Is there any negative side-effect of using multiple (say 2) algorithms providing a shorter digest (e.g. RIPE-MD-128 and Tiger128) versus using an algorithm providing a digest of the added length (e.g. SHA256).
I want to explicitly highlight that I only need high performance and collision resistance. Other properties (avalanching, etc.) are irrelevant, I do not even care if it is possible to go back from digest to input. So I do not even need to really use "cryptographic" hashing algorithms (CRC32 is perfectly fine here I guess).

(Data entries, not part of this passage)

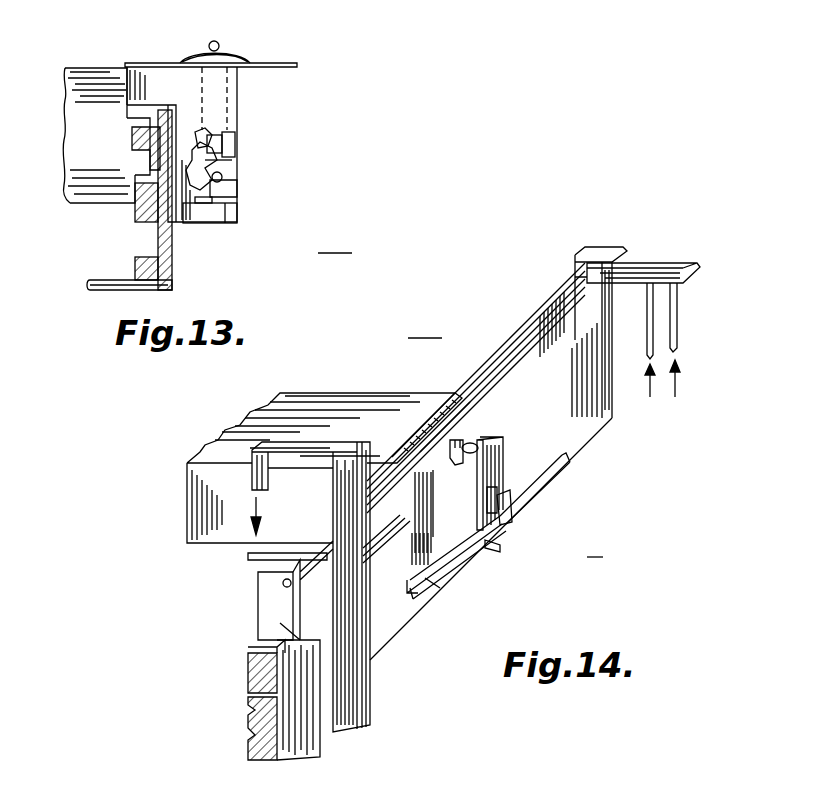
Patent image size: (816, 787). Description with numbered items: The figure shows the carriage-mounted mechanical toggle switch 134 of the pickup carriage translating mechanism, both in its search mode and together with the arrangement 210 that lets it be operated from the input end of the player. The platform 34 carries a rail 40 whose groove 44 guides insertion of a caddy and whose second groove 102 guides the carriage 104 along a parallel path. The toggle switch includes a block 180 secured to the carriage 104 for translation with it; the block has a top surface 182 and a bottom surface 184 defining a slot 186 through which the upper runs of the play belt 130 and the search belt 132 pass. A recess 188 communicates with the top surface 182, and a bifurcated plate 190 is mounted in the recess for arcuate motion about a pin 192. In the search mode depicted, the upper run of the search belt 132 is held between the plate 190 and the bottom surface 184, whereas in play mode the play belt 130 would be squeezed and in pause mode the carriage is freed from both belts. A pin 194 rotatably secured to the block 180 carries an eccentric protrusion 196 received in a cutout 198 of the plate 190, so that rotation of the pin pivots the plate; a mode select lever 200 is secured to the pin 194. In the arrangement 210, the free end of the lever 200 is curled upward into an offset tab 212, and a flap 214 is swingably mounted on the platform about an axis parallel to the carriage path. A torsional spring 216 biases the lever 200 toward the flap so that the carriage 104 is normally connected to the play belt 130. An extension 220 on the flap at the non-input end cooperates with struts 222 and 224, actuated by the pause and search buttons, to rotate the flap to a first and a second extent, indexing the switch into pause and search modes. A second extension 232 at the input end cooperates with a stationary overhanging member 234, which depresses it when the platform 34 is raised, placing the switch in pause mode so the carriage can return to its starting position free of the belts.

In FIG. 13, the platform 34 is at (90, 283).
In FIG. 13, the rail 40 is at (137, 212).
In FIG. 14, the rail 40 is at (313, 717).
In FIG. 13, the groove 44 is at (150, 258).
In FIG. 14, the groove 44 is at (250, 727).
In FIG. 13, the groove 102 is at (130, 150).
In FIG. 14, the groove 102 is at (250, 675).
In FIG. 13, the carriage 104 is at (88, 72).
In FIG. 14, the carriage 104 is at (352, 396).
In FIG. 13, the play belt 130 is at (197, 206).
In FIG. 14, the play belt 130 is at (410, 583).
In FIG. 13, the search belt 132 is at (230, 218).
In FIG. 14, the search belt 132 is at (440, 588).
In FIG. 13, the toggle switch 134 is at (186, 172).
In FIG. 14, the toggle switch 134 is at (603, 545).
In FIG. 13, the block 180 is at (145, 68).
In FIG. 14, the block 180 is at (490, 440).
In FIG. 13, the top surface 182 is at (224, 178).
In FIG. 13, the bottom surface 184 is at (205, 205).
In FIG. 14, the bottom surface 184 is at (493, 550).
In FIG. 13, the slot 186 is at (238, 197).
In FIG. 13, the recess 188 is at (232, 138).
In FIG. 14, the recess 188 is at (497, 487).
In FIG. 13, the bifurcated plate 190 is at (203, 137).
In FIG. 14, the bifurcated plate 190 is at (510, 522).
In FIG. 13, the pin 192 is at (234, 161).
In FIG. 13, the pin 194 is at (222, 80).
In FIG. 13, the eccentric protrusion 196 is at (236, 140).
In FIG. 13, the cutout 198 is at (200, 137).
In FIG. 14, the mode select lever 200 is at (468, 467).
In FIG. 14, the arrangement 210 is at (495, 453).
In FIG. 14, the offset tab 212 is at (447, 443).
In FIG. 14, the flap 214 is at (537, 343).
In FIG. 14, the torsional spring 216 is at (500, 457).
In FIG. 14, the extension 220 is at (670, 265).
In FIG. 14, the strut 222 is at (650, 316).
In FIG. 14, the strut 224 is at (677, 331).
In FIG. 14, the second extension 232 is at (250, 556).
In FIG. 14, the stationary overhanging member 234 is at (318, 442).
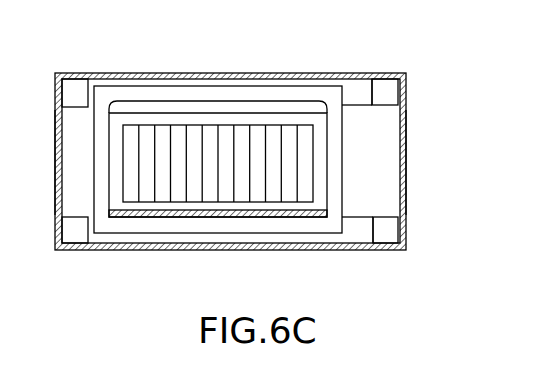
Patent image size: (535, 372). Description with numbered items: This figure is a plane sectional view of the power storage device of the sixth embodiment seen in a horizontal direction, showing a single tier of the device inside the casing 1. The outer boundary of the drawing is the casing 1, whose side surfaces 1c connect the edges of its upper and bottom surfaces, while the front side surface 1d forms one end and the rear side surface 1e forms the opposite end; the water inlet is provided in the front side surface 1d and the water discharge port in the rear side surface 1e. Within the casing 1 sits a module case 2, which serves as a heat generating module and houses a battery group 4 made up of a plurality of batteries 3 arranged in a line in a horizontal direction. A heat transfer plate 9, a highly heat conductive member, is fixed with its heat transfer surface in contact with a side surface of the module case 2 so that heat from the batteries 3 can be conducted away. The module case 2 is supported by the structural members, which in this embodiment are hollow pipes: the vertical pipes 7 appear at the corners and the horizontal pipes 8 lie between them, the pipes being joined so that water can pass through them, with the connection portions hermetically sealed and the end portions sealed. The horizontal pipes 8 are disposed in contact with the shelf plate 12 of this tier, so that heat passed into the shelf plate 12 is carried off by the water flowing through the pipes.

The casing 1 is at (170, 73).
The side surface 1c is at (362, 88).
The front side surface 1d is at (55, 153).
The rear side surface 1e is at (404, 153).
The module case 2 is at (327, 120).
The battery 3 is at (273, 167).
The battery group 4 is at (222, 101).
The vertical pipe 7 is at (72, 89).
The horizontal pipe 8 is at (372, 90).
The heat transfer plate 9 is at (289, 218).
The shelf plate 12 is at (186, 229).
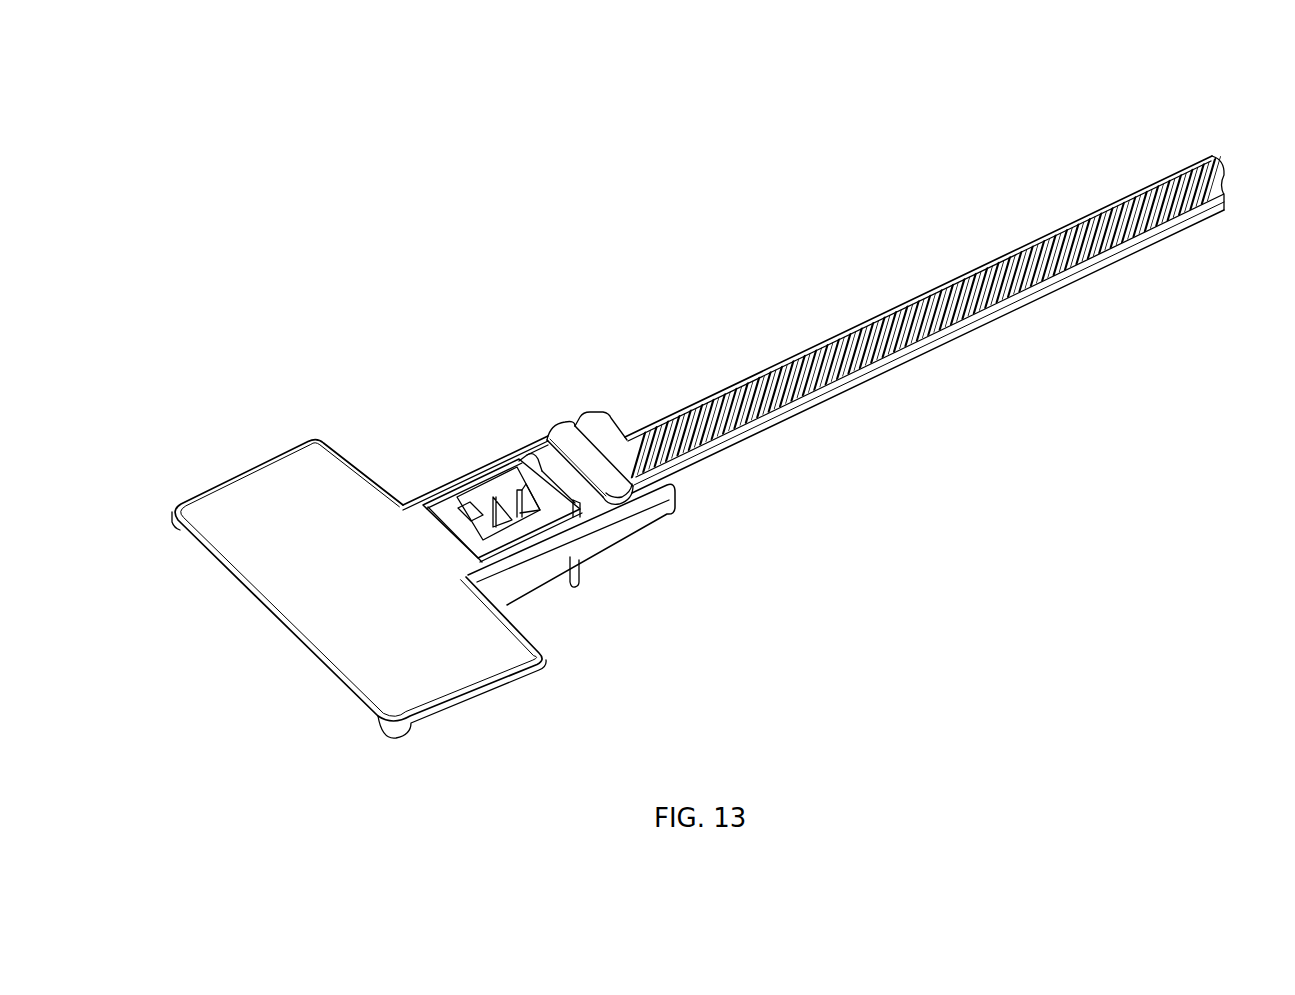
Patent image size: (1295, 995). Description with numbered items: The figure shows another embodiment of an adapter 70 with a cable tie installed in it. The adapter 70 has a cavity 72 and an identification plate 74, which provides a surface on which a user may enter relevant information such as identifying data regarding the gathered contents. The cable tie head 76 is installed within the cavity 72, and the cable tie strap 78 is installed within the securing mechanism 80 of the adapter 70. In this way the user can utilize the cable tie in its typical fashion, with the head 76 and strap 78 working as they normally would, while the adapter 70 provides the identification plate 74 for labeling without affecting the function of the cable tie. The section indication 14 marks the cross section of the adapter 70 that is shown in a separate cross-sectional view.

The section line 14- 14 is at (262, 619).
The adapter 70 is at (314, 300).
The cavity 72 is at (452, 486).
The identification plate 74 is at (360, 683).
The cable tie head 76 is at (567, 580).
The strap 78 is at (977, 328).
The securing mechanism 80 is at (568, 437).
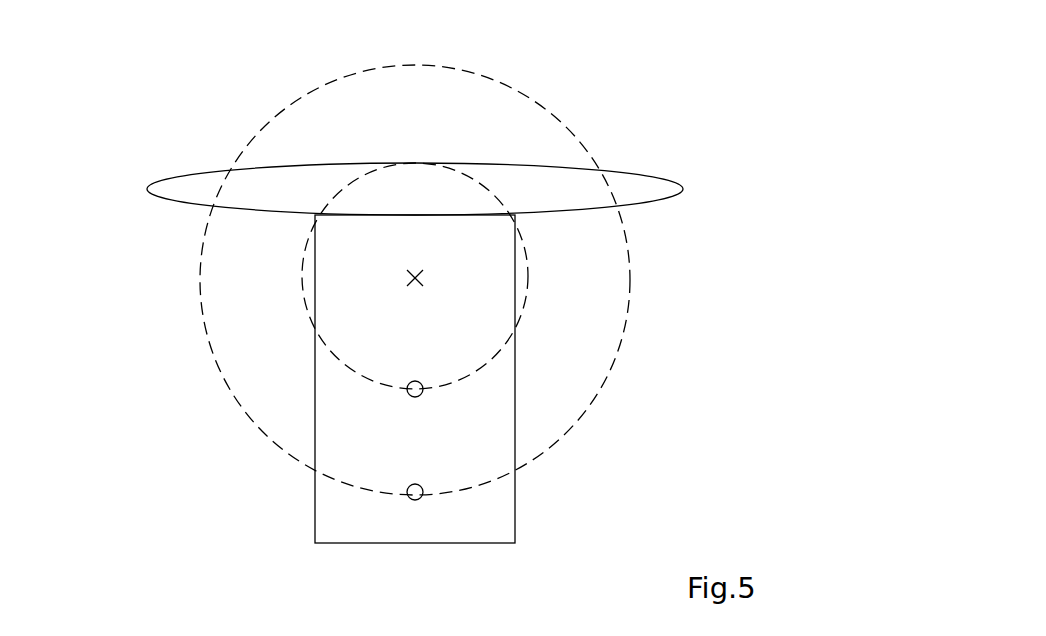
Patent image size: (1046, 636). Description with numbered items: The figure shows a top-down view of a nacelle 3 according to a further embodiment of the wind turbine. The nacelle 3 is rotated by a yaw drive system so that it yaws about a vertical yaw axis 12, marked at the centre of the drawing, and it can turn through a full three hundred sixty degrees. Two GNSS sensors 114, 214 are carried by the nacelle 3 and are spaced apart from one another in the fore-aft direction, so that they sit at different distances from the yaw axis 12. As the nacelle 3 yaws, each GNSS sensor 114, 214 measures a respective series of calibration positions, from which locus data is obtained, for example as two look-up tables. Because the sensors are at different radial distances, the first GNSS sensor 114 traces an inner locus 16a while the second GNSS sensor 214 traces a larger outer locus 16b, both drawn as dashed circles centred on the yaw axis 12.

The nacelle 3 is at (515, 403).
The yaw axis 12 is at (410, 276).
The locus 16a is at (530, 273).
The locus 16b is at (547, 108).
The GNSS sensor 114 is at (407, 388).
The GNSS sensor 214 is at (407, 491).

More specifically my idea is to use multiple REALLY FAST algorithms (clhash performing at over 4 gigabyte per second on my testsetup, xxhash performing at over 6GB/s, ...) and simply concatenate them to improve collision resistance: $$ Digest(Input) = XXH64(input)\ |\ CLhash(input)\ |\ CRC32(input)\ |\ Farsh(input) $$
This results in a digest with $64+64+32+32=192$ bits length, but is faster than an algorithms providing a digest with 192 bits. The important question for me is: is the collision resistance comparable to an algorithm providing 192 bits?
I benchmarked a lot of different hashing algorithms and the fastest performing hash, that is also reviewed and provides a long digest (which can be an indicator of better collision resistance), is Blake2b performing slightly above 1500 megabytes per second and provides a 512 bit digest. A combination of different algorithms would be even faster, and for my use case performance is key.